И неожиданно до меня дошло — они поняли.
И я заулыбался в ответ на это понимание — широко и облегчённо… И внезапно мне в голову пришла ещё одна мысль — мысль о рисунке на флаге. Шальная. Странная. И даже… даже страшная. Но в то же время — невероятно чарующая и привлекательная.
— Ребята, — я провёл ладонью по ткани. — Насчёт флага. Я, кажется, придумал.
Английская баллада XII века (отрывок)Он пришёл в этот дом,И сказал эту речь.И сушил над огнёмПлащ, что сбросил он с плеч.А потом у огняПел он всех веселей……Он пришёл в этот дом,Чтобы встретить друзей…

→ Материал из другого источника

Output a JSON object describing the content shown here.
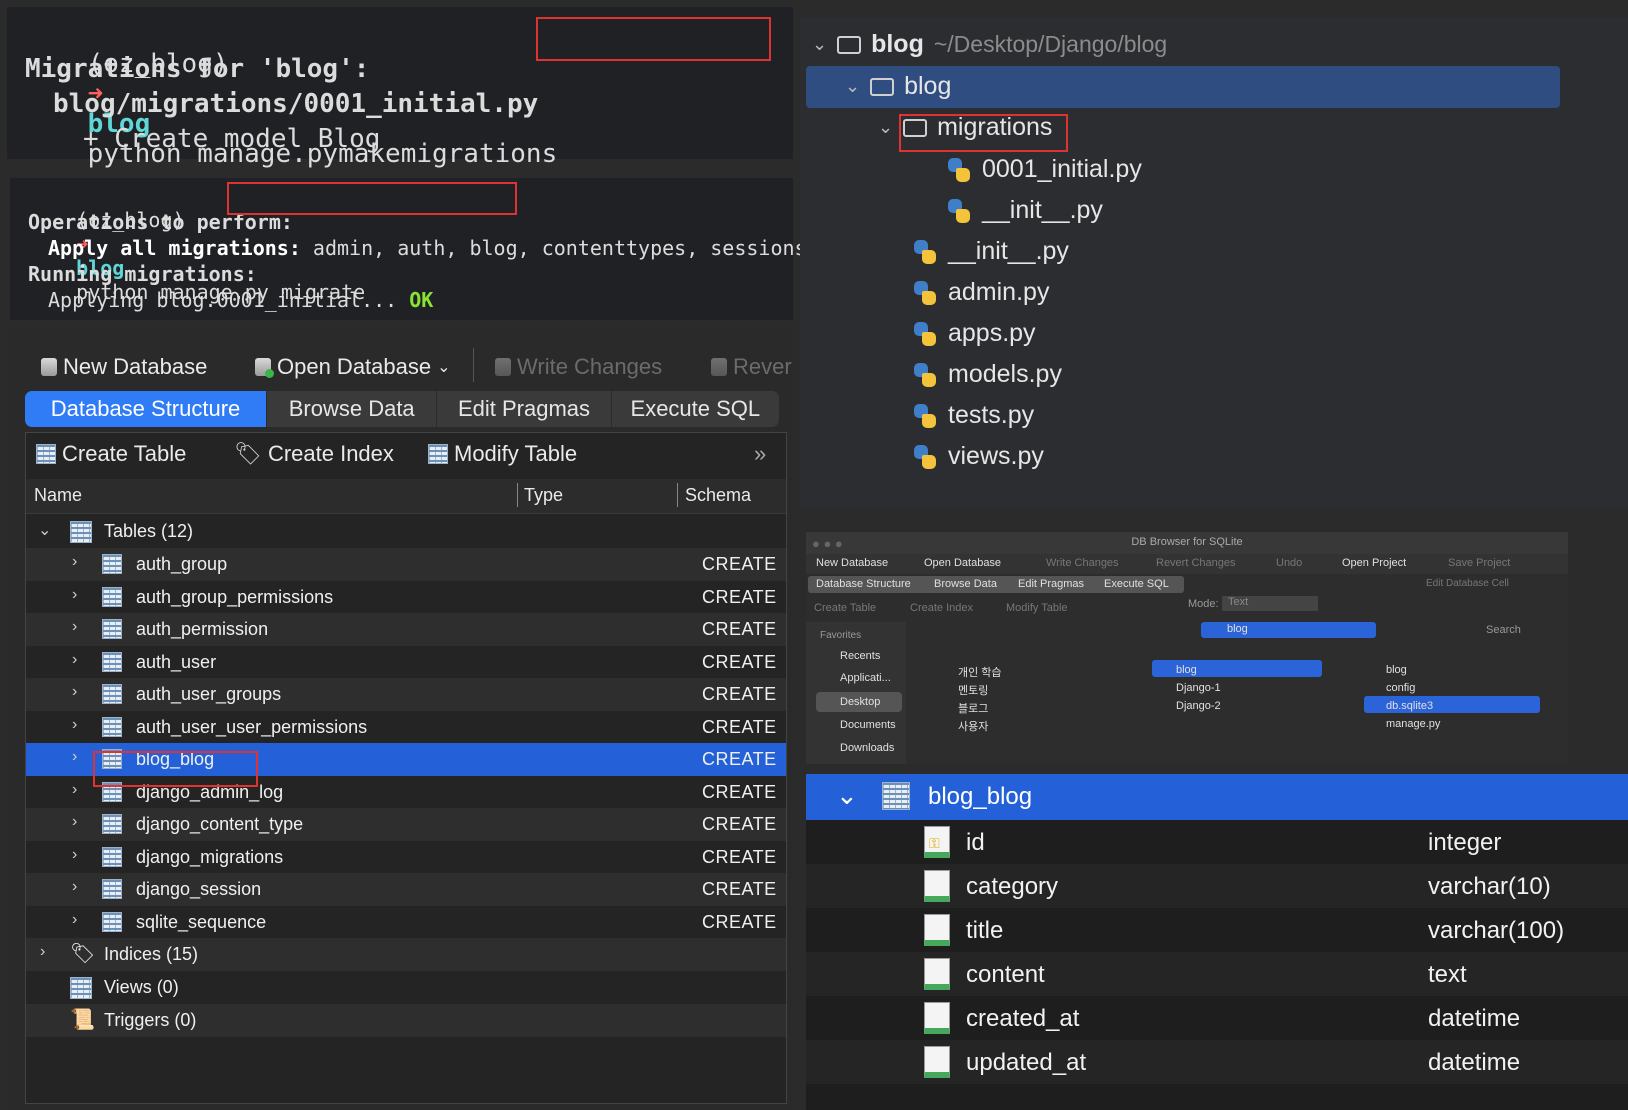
{
  "terminal1": {
    "line1_env": "(oz_blog)",
    "line1_arrow": "➜",
    "line1_dir": "blog",
    "line1_cmd": "python manage.py",
    "line1_sub": "makemigrations",
    "line2": "Migrations for 'blog':",
    "line3": "blog/migrations/0001_initial.py",
    "line4": "+ Create model Blog"
  },
  "terminal2": {
    "line1_env": "(oz_blog)",
    "line1_arrow": "➜",
    "line1_dir": "blog",
    "line1_cmd": "python manage.py migrate",
    "line2": "Operations to perform:",
    "line3_bold": "Apply all migrations:",
    "line3_rest": " admin, auth, blog, contenttypes, sessions",
    "line4": "Running migrations:",
    "line5": "Applying blog.0001_initial...",
    "line5_ok": "OK"
  },
  "toolbar": {
    "new_db": "New Database",
    "open_db": "Open Database",
    "write_changes": "Write Changes",
    "revert": "Rever"
  },
  "tabs": [
    "Database Structure",
    "Browse Data",
    "Edit Pragmas",
    "Execute SQL"
  ],
  "subtoolbar": {
    "create_table": "Create Table",
    "create_index": "Create Index",
    "modify_table": "Modify Table",
    "more": "»"
  },
  "columns": {
    "name": "Name",
    "type": "Type",
    "schema": "Schema"
  },
  "tables_header": "Tables (12)",
  "tables": [
    "auth_group",
    "auth_group_permissions",
    "auth_permission",
    "auth_user",
    "auth_user_groups",
    "auth_user_user_permissions",
    "blog_blog",
    "django_admin_log",
    "django_content_type",
    "django_migrations",
    "django_session",
    "sqlite_sequence"
  ],
  "schema_cell": "CREATE",
  "indices": "Indices (15)",
  "views": "Views (0)",
  "triggers": "Triggers (0)",
  "project": {
    "root_name": "blog",
    "root_path": "~/Desktop/Django/blog",
    "app": "blog",
    "migrations": "migrations",
    "migration_files": [
      "0001_initial.py",
      "__init__.py"
    ],
    "files": [
      "__init__.py",
      "admin.py",
      "apps.py",
      "models.py",
      "tests.py",
      "views.py"
    ]
  },
  "mini": {
    "title": "DB Browser for SQLite",
    "toolbar": [
      "New Database",
      "Open Database",
      "Write Changes",
      "Revert Changes",
      "Undo",
      "Open Project",
      "Save Project"
    ],
    "tabs": [
      "Database Structure",
      "Browse Data",
      "Edit Pragmas",
      "Execute SQL"
    ],
    "edit_cell": "Edit Database Cell",
    "subtoolbar": [
      "Create Table",
      "Create Index",
      "Modify Table"
    ],
    "mode_label": "Mode:",
    "mode_value": "Text",
    "favorites": "Favorites",
    "sidebar": [
      "Recents",
      "Applicati...",
      "Desktop",
      "Documents",
      "Downloads"
    ],
    "location": "blog",
    "search": "Search",
    "col1": [
      "개인 학습",
      "멘토링",
      "블로그",
      "사용자"
    ],
    "col2": [
      "blog",
      "Django-1",
      "Django-2"
    ],
    "col3": [
      "blog",
      "config",
      "db.sqlite3",
      "manage.py"
    ]
  },
  "blog_table": {
    "name": "blog_blog",
    "fields": [
      {
        "name": "id",
        "type": "integer"
      },
      {
        "name": "category",
        "type": "varchar(10)"
      },
      {
        "name": "title",
        "type": "varchar(100)"
      },
      {
        "name": "content",
        "type": "text"
      },
      {
        "name": "created_at",
        "type": "datetime"
      },
      {
        "name": "updated_at",
        "type": "datetime"
      }
    ]
  }
}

… - Да ты совсем ку-ку! Свастика!
Как ни странно, но активней всех сопротивлялся нововведению Андрей. Остальные в основном были просто удивлены, а кое-кто (я заметил) явно одобрил мой план нанести на флаг алую свастику с закруглёнными лопастями — знак с рукояти моего палаша.
— Если кто-то не знает, — вдруг вмешался Джек, всё это время сидевший в своей излюбленной позе: нога на ногу, ладонь на колене, — то я сообщаю: свастика — это символ солнечного света и добра. А что до нацистов… Понимаете, сами по себе символы не несут добра или зла. У них есть лишь форма и смысл, а моральными критериями их наделяют люди… Для тупых, — он улыбнулся, — объясняю: свастика красива, а нам под ней достаточно не совершать мерзостей, и всё будет в порядке.
На какое-то время настала тишина. Потом Вадим махнул рукой:
— Рисуй!
— Дай лучше я, — предложил Олег Крыгин.
* * *Вообще говоря, я был согласен с Вадимом насчёт того, что плотничать — занятие довольно мерзкое. Но большинство наших, как ни странно, моих антипатий не разделяли, и мне уже очень скоро пришлось довольно близко познакомиться с тем, что такое трудовой энтузиазм масс.
Буквально на следующий день после нашего разговора о названии, флаге и прочем, началась весна. Классическая южная. Ночью нас всех разбудил страшенный грохот — на Марице взорвало лёд. Уже днём из пещеры было страшно выйти — в пойму реки с воем и рёвом неслись потоки, равнина до самого леса превратилась в разлив за два-три часа. Арнис с Олегом Крыгиным, ушедшие с утра на охоту, возвращались уже по пояс в воде. Через два дня всё вокруг кишело птицей, сводившей нас с ума своим гамом, а по гряде — километрах в четырёх на север от пещеры — шли и шли стада копытных. По склонам гряды трусили серые, исхудавшие за зиму, стаи волков. Какой-то самодовольный — хотя тоже тощий — медведь под наш хохот и вопли проплыл мимо на здоровенном выворотне, сидя на его "носу" со сложенными на животе лапами. Вадим пошутил, что теперь остаётся увидеть только Деда Мазая, эвакуирующего зайцев.